When Krejci was deemed out last game, Cassidy tried to insert some grind in the second unit’s game by dropping Tim Schaller as the anchor between Jake Debrusk and David Pastrnak. Schaller is an underrated player and held his own playing top 6 time. However, Cassidy should get serious and utilize Backes as the second center to really add some jam to PD sandwich.

Then what happens to Krejci? Well, Krejci is a fine pivot man who should be able to get a solid return in a trade. Yes, I said it, Krejci could, and maybe should, be traded. Krejci is the biggest cap hit on the Bruins at $7.25 million a season. This is more than Patrice Bergeron at $6.875 and Zdeno Chara at $4 million.

Bruins management was unwilling to pay their forward of the future, David Pastrnak, more than Brad Marchand and Patrice Bergeron this summer, but they are willing to keep Krejci on the books at a higher cap hit than all of them? That simply makes no sense. There is no comparison between #37 and #46.

Krejci is a talented puck distributor, but he has grown comfortable in the shade of Bergeron’s long shadow.

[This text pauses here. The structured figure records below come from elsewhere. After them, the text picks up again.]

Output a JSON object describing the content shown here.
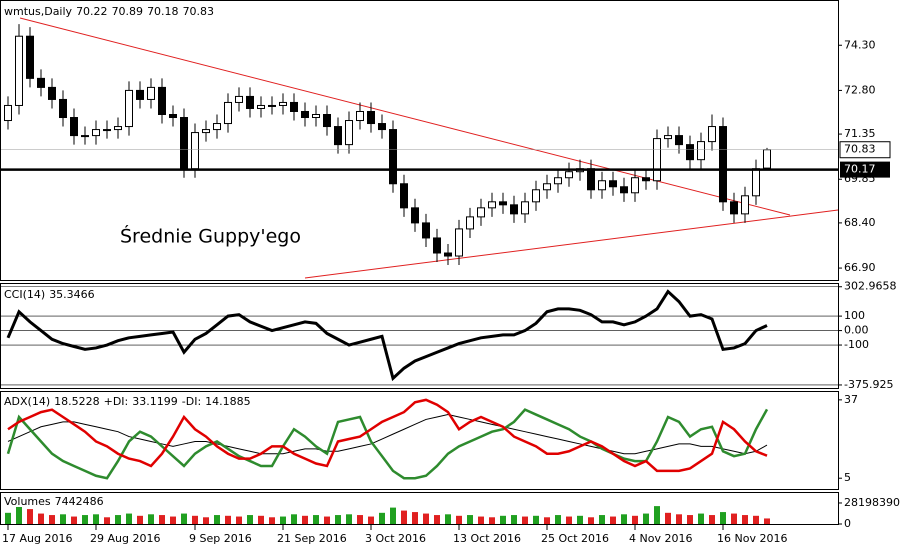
{
  "chart_data": [
    {
      "type": "candlestick",
      "title": "wmtus,Daily",
      "annotation": "Średnie Guppy'ego",
      "categories": [
        "17 Aug 2016",
        null,
        null,
        null,
        null,
        null,
        null,
        null,
        "29 Aug 2016",
        null,
        null,
        null,
        null,
        null,
        null,
        null,
        null,
        "9 Sep 2016",
        null,
        null,
        null,
        null,
        null,
        null,
        null,
        "21 Sep 2016",
        null,
        null,
        null,
        null,
        null,
        null,
        null,
        "3 Oct 2016",
        null,
        null,
        null,
        null,
        null,
        null,
        null,
        "13 Oct 2016",
        null,
        null,
        null,
        null,
        null,
        null,
        null,
        "25 Oct 2016",
        null,
        null,
        null,
        null,
        null,
        null,
        null,
        "4 Nov 2016",
        null,
        null,
        null,
        null,
        null,
        null,
        null,
        "16 Nov 2016",
        null,
        null,
        null,
        null
      ],
      "open": [
        71.8,
        72.3,
        74.6,
        73.2,
        72.9,
        72.5,
        71.9,
        71.3,
        71.3,
        71.5,
        71.5,
        71.6,
        72.8,
        72.5,
        72.9,
        72.0,
        71.9,
        70.2,
        71.4,
        71.5,
        71.7,
        72.4,
        72.6,
        72.2,
        72.3,
        72.3,
        72.4,
        72.1,
        71.9,
        72.0,
        71.6,
        71.0,
        71.8,
        72.1,
        71.7,
        71.5,
        69.7,
        68.9,
        68.4,
        67.9,
        67.4,
        67.3,
        68.2,
        68.6,
        68.9,
        69.1,
        69.0,
        68.7,
        69.1,
        69.5,
        69.7,
        69.9,
        70.1,
        70.2,
        69.5,
        69.8,
        69.6,
        69.4,
        69.9,
        69.8,
        71.2,
        71.3,
        71.0,
        70.5,
        71.1,
        71.6,
        69.1,
        68.7,
        69.3,
        70.22
      ],
      "high": [
        72.6,
        75.0,
        74.9,
        73.5,
        73.2,
        72.8,
        72.2,
        71.6,
        71.8,
        71.8,
        71.9,
        73.1,
        73.1,
        73.2,
        73.2,
        72.3,
        72.2,
        71.7,
        71.8,
        72.0,
        72.7,
        72.9,
        72.9,
        72.6,
        72.6,
        72.7,
        72.7,
        72.4,
        72.3,
        72.3,
        71.9,
        72.1,
        72.4,
        72.4,
        72.0,
        71.8,
        70.0,
        69.2,
        68.7,
        68.2,
        67.7,
        68.5,
        68.9,
        69.2,
        69.4,
        69.4,
        69.3,
        69.4,
        69.8,
        70.0,
        70.2,
        70.4,
        70.5,
        70.5,
        70.1,
        70.1,
        69.9,
        70.2,
        70.2,
        71.5,
        71.6,
        71.6,
        71.3,
        71.4,
        72.0,
        71.9,
        69.4,
        69.6,
        70.5,
        70.89
      ],
      "low": [
        71.5,
        72.0,
        72.9,
        72.6,
        72.2,
        71.6,
        71.0,
        71.0,
        71.0,
        71.2,
        71.2,
        71.3,
        72.2,
        72.2,
        71.7,
        71.6,
        69.9,
        69.9,
        71.1,
        71.2,
        71.4,
        72.1,
        71.9,
        71.9,
        72.0,
        72.0,
        71.8,
        71.6,
        71.6,
        71.3,
        70.7,
        70.7,
        71.5,
        71.4,
        71.2,
        69.4,
        68.6,
        68.1,
        67.6,
        67.1,
        67.0,
        67.0,
        67.9,
        68.3,
        68.6,
        68.7,
        68.4,
        68.4,
        68.8,
        69.2,
        69.4,
        69.6,
        69.8,
        69.2,
        69.2,
        69.3,
        69.1,
        69.1,
        69.5,
        69.5,
        70.9,
        70.7,
        70.2,
        70.2,
        70.8,
        68.8,
        68.4,
        68.4,
        69.0,
        70.18
      ],
      "close": [
        72.3,
        74.6,
        73.2,
        72.9,
        72.5,
        71.9,
        71.3,
        71.3,
        71.5,
        71.5,
        71.6,
        72.8,
        72.5,
        72.9,
        72.0,
        71.9,
        70.2,
        71.4,
        71.5,
        71.7,
        72.4,
        72.6,
        72.2,
        72.3,
        72.3,
        72.4,
        72.1,
        71.9,
        72.0,
        71.6,
        71.0,
        71.8,
        72.1,
        71.7,
        71.5,
        69.7,
        68.9,
        68.4,
        67.9,
        67.4,
        67.3,
        68.2,
        68.6,
        68.9,
        69.1,
        69.0,
        68.7,
        69.1,
        69.5,
        69.7,
        69.9,
        70.1,
        70.2,
        69.5,
        69.8,
        69.6,
        69.4,
        69.9,
        69.8,
        71.2,
        71.3,
        71.0,
        70.5,
        71.1,
        71.6,
        69.1,
        68.7,
        69.3,
        70.2,
        70.83
      ],
      "hline": 70.17,
      "ylim": [
        66.57,
        75.67
      ],
      "yticks": [
        {
          "value": 74.3,
          "label": "74.30"
        },
        {
          "value": 72.8,
          "label": "72.80"
        },
        71.35,
        69.85,
        {
          "value": 68.4,
          "label": "68.40"
        },
        {
          "value": 66.9,
          "label": "66.90"
        }
      ]
    },
    {
      "type": "line",
      "title": "CCI(14)",
      "color": "#000000",
      "values": [
        -50,
        130,
        60,
        0,
        -60,
        -90,
        -110,
        -130,
        -120,
        -100,
        -70,
        -50,
        -40,
        -30,
        -20,
        -10,
        -150,
        -60,
        -20,
        40,
        100,
        110,
        60,
        30,
        0,
        20,
        40,
        60,
        50,
        -20,
        -60,
        -100,
        -80,
        -60,
        -40,
        -330,
        -260,
        -210,
        -180,
        -150,
        -120,
        -90,
        -70,
        -50,
        -40,
        -30,
        -30,
        0,
        50,
        130,
        150,
        150,
        140,
        110,
        60,
        60,
        40,
        60,
        100,
        150,
        270,
        200,
        100,
        110,
        80,
        -130,
        -120,
        -90,
        0,
        35.3466
      ],
      "ylim": [
        -390,
        315
      ],
      "yticks": [
        302.9658,
        100,
        {
          "value": 0,
          "label": "0.00"
        },
        -100,
        -375.925
      ]
    },
    {
      "type": "multiline",
      "series": [
        {
          "name": "ADX(14)",
          "color": "#000000",
          "values": [
            20,
            22,
            24,
            26,
            27,
            28,
            28,
            27,
            26,
            25,
            24,
            22,
            21,
            20,
            19,
            18,
            19,
            20,
            20,
            19,
            18,
            17,
            16,
            15,
            15,
            15,
            16,
            17,
            17,
            16,
            16,
            17,
            18,
            19,
            21,
            23,
            25,
            27,
            29,
            30,
            31,
            30,
            29,
            28,
            27,
            26,
            25,
            24,
            23,
            22,
            21,
            20,
            19,
            18,
            17,
            16,
            15,
            15,
            16,
            17,
            18,
            19,
            19,
            18,
            18,
            17,
            16,
            15,
            16,
            18.5228
          ]
        },
        {
          "name": "+DI:",
          "color": "#2e8b2e",
          "values": [
            15,
            30,
            25,
            20,
            15,
            12,
            10,
            8,
            6,
            5,
            12,
            20,
            24,
            22,
            18,
            14,
            10,
            15,
            18,
            20,
            17,
            14,
            12,
            10,
            10,
            18,
            25,
            22,
            18,
            15,
            28,
            29,
            30,
            20,
            14,
            8,
            5,
            5,
            6,
            10,
            15,
            18,
            20,
            22,
            24,
            25,
            28,
            33,
            31,
            29,
            27,
            25,
            22,
            20,
            17,
            15,
            13,
            12,
            12,
            20,
            30,
            28,
            22,
            25,
            26,
            16,
            14,
            15,
            25,
            33.1199
          ]
        },
        {
          "name": "-DI:",
          "color": "#e00000",
          "values": [
            25,
            28,
            30,
            32,
            33,
            30,
            27,
            24,
            20,
            18,
            15,
            13,
            12,
            10,
            15,
            22,
            30,
            25,
            22,
            18,
            15,
            13,
            13,
            15,
            18,
            18,
            15,
            13,
            11,
            10,
            20,
            21,
            22,
            25,
            28,
            30,
            32,
            36,
            37,
            35,
            32,
            25,
            28,
            30,
            28,
            26,
            22,
            20,
            18,
            15,
            15,
            16,
            18,
            20,
            18,
            15,
            12,
            10,
            12,
            8,
            8,
            8,
            9,
            12,
            15,
            28,
            25,
            20,
            16,
            14.1885
          ]
        }
      ],
      "ylim": [
        1,
        39.8
      ],
      "yticks": [
        37,
        5
      ]
    },
    {
      "type": "bar",
      "title": "Volumes",
      "values": [
        15000000,
        30000000,
        20000000,
        14000000,
        12000000,
        13000000,
        10000000,
        12000000,
        13000000,
        9000000,
        12000000,
        14000000,
        11000000,
        13000000,
        12000000,
        10000000,
        14000000,
        11000000,
        9000000,
        12000000,
        11000000,
        10000000,
        12000000,
        11000000,
        9000000,
        10000000,
        13000000,
        11000000,
        12000000,
        10000000,
        12000000,
        13000000,
        12000000,
        10000000,
        15000000,
        22000000,
        18000000,
        16000000,
        14000000,
        12000000,
        13000000,
        11000000,
        12000000,
        10000000,
        9000000,
        11000000,
        12000000,
        10000000,
        11000000,
        9000000,
        12000000,
        10000000,
        11000000,
        9000000,
        12000000,
        10000000,
        13000000,
        11000000,
        14000000,
        24000000,
        15000000,
        13000000,
        12000000,
        14000000,
        12000000,
        16000000,
        14000000,
        12000000,
        11000000,
        7442486
      ],
      "ylim": [
        0,
        38900000
      ],
      "yticks": [
        28198390,
        0
      ]
    }
  ]
}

As of late, he seems completely content on the half wall tossing sauce into the center of the ice. Occasionally he’ll pump off a few strides on a rush for good measure.

Though his production is decent, he is frequently on the shelf with unusual injuries and unremarkable without dominating wingers to carry him – see aforementioned rotating door of wingers and reported “back spasms”. This could make trading him, especially with his cap hit, an issue.

The future

The Bruins are trying to embrace the youth movement and incorporate young players in their lineup. The kids have been mostly impressive despite the team’s record of 3-3-1. The future is bright for the Bs, but the kids will eventually need to be paid.

Charlie McAvoy and Brandon Carlo will see their entry level contracts expire after next season, and they will require big paydays at the rate they are progressing, especially McAvoy. Jake Debrusk and Anders Bjork still have a long way to go in their development, but will need contracts following the 2019-20 season, if Boston wants to retain them at that point.

Needless to say, the Bruins will be pressed for cap space in the near future with Krejci locked in until after the 2020-21 season. If the Bruins can find a way to trade Krejci for prospects or picks, they will be in a better position to sign their young talent and solidify a promising future.

Backes may just be another band aid to temporarily cover the wound on the second line, but his contract is set to expire the same time as Krejci’s and is a reduced cap hit of $6 million. His track record proves he can hold down the fort while the Bruins wait on the development of two players.

Ryan Spooner

Ryan Spooner signed a one year contract prior to this season to prove what he is worth after not meeting expectations in his career thus far. Spooner has shown glimpses of being a solid setup man, but has been plagued with inconsistency throughout his young career.

Prior to his injury this season, he seemed to be playing with more purpose and physicality after adding some strength this summer. If Spooner can find consistency when he returns, he may be able to earn an increased role on the team. Perhaps he could also receive a multi-year contract out of it.

Next: The rookie trio in Boston: How are they doing?

Jakob Forsbacka Karlsson

Jacob Forsbacka Karlsson has 5 points in 6 games with Providence this season and all the upside in the world. JFK has drawn comparisons to Bergeron, who he models his game after. Bruins fans would love nothing more than to see the second coming of Saint Patrice. These expectations may be a bit unfair for someone with one NHL game under their belt.

Nevertheless, JFK has a high ceiling and he could and should push for a 3rd or 2nd center duty in the very near future. His entry-level contract is set to expire after 2019-20 season (same as McAvoy and Carlo), because he signed and played one game before the end of last season. All the more reason that big moves will need to be made soon to pave the way for the future.